I keep going because I know that if Temple Grandin wrote a book, she must have turned out all right.
I asked the students with Asperger’s about their special interests, and in the assemblies, I shared mine — my LEGO town and making up scenes and stories with the minifigures that I photograph for Instagram. I had slides of the Rogue Players — five minifigures that included Wolverine, Magneto, and Deadpool from the Marvel X-Men sets (which is why Magneto and Deadpool show up even though they have no character equivalents in Rogue) and the custom figures I made to represent Rogue and Gambit. I took these minifigures to a conference in Seattle in February 2014, and I showed slides of their time there as they saw the sights and looked for new jobs once the novel Rogue had launched. I also talked about my work as a translator, and how Asperger’s has given me a special talent for learning languages, just as Temple Grandin has a special talent for understanding the way animals see the world and communicate. It is no coincidence that she titled her book, the one that Kiara reads, Animals in Translation.

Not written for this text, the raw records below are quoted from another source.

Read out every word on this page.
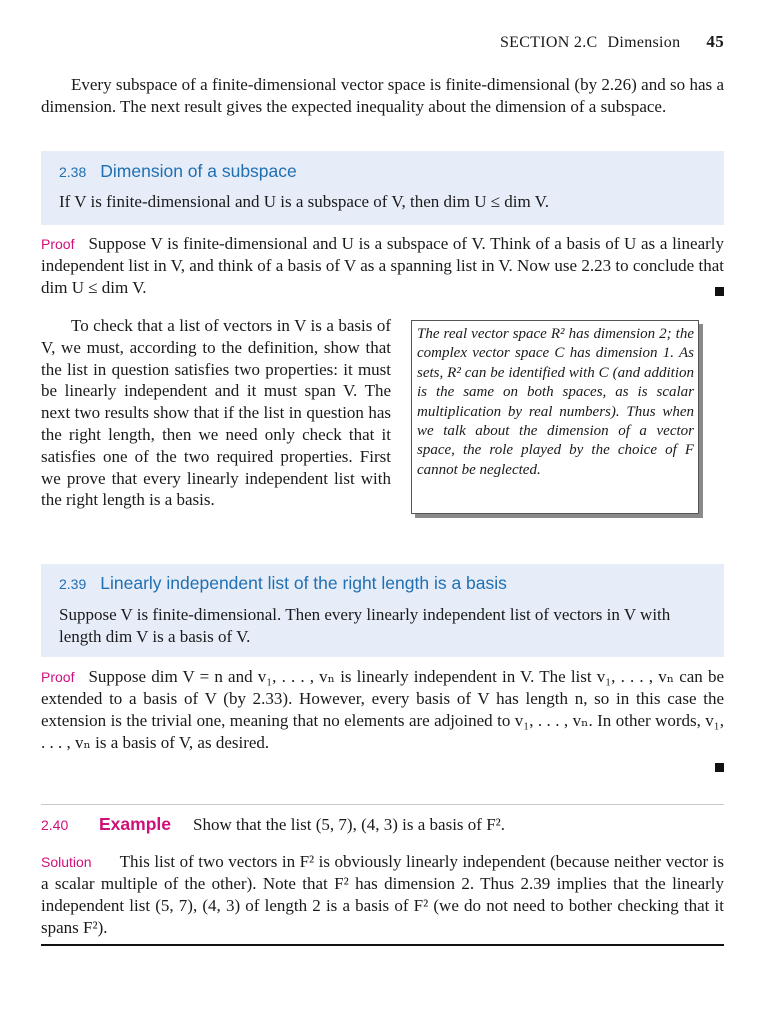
SECTION 2.C Dimension 45
Every subspace of a finite-dimensional vector space is finite-dimensional (by 2.26) and so has a dimension. The next result gives the expected inequality about the dimension of a subspace.
2.38 Dimension of a subspace
If V is finite-dimensional and U is a subspace of V, then dim U ≤ dim V.
Proof Suppose V is finite-dimensional and U is a subspace of V. Think of a basis of U as a linearly independent list in V, and think of a basis of V as a spanning list in V. Now use 2.23 to conclude that dim U ≤ dim V.
To check that a list of vectors in V is a basis of V, we must, according to the definition, show that the list in question satisfies two properties: it must be linearly independent and it must span V. The next two results show that if the list in question has the right length, then we need only check that it satisfies one of the two required properties. First we prove that every linearly independent list with the right length is a basis.
The real vector space R² has dimension 2; the complex vector space C has dimension 1. As sets, R² can be identified with C (and addition is the same on both spaces, as is scalar multiplication by real numbers). Thus when we talk about the dimension of a vector space, the role played by the choice of F cannot be neglected.
2.39 Linearly independent list of the right length is a basis
Suppose V is finite-dimensional. Then every linearly independent list of vectors in V with length dim V is a basis of V.
Proof Suppose dim V = n and v₁, . . . , vₙ is linearly independent in V. The list v₁, . . . , vₙ can be extended to a basis of V (by 2.33). However, every basis of V has length n, so in this case the extension is the trivial one, meaning that no elements are adjoined to v₁, . . . , vₙ. In other words, v₁, . . . , vₙ is a basis of V, as desired.
2.40 Example Show that the list (5, 7), (4, 3) is a basis of F².
Solution This list of two vectors in F² is obviously linearly independent (because neither vector is a scalar multiple of the other). Note that F² has dimension 2. Thus 2.39 implies that the linearly independent list (5, 7), (4, 3) of length 2 is a basis of F² (we do not need to bother checking that it spans F²).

While I wrote Rogue for people like me growing up, I also wanted the book to make non-autistic children and adults aware of what we have to offer. My presentation at Hamilton Middle School had the same goal, and I was thrilled with the reception I received from the students. If they’re representative of young people today, we have good reason to be both proud and optimistic. These lovely young people promise a more inclusive future, one that welcomes people with all their differences and with a common goal to create a better world for everyone.
Thank you to the Hamilton Middle School administration, staff, faculty, and students who gave me a warm Texas-size welcome and made my visit a wonderful, unforgettable experience!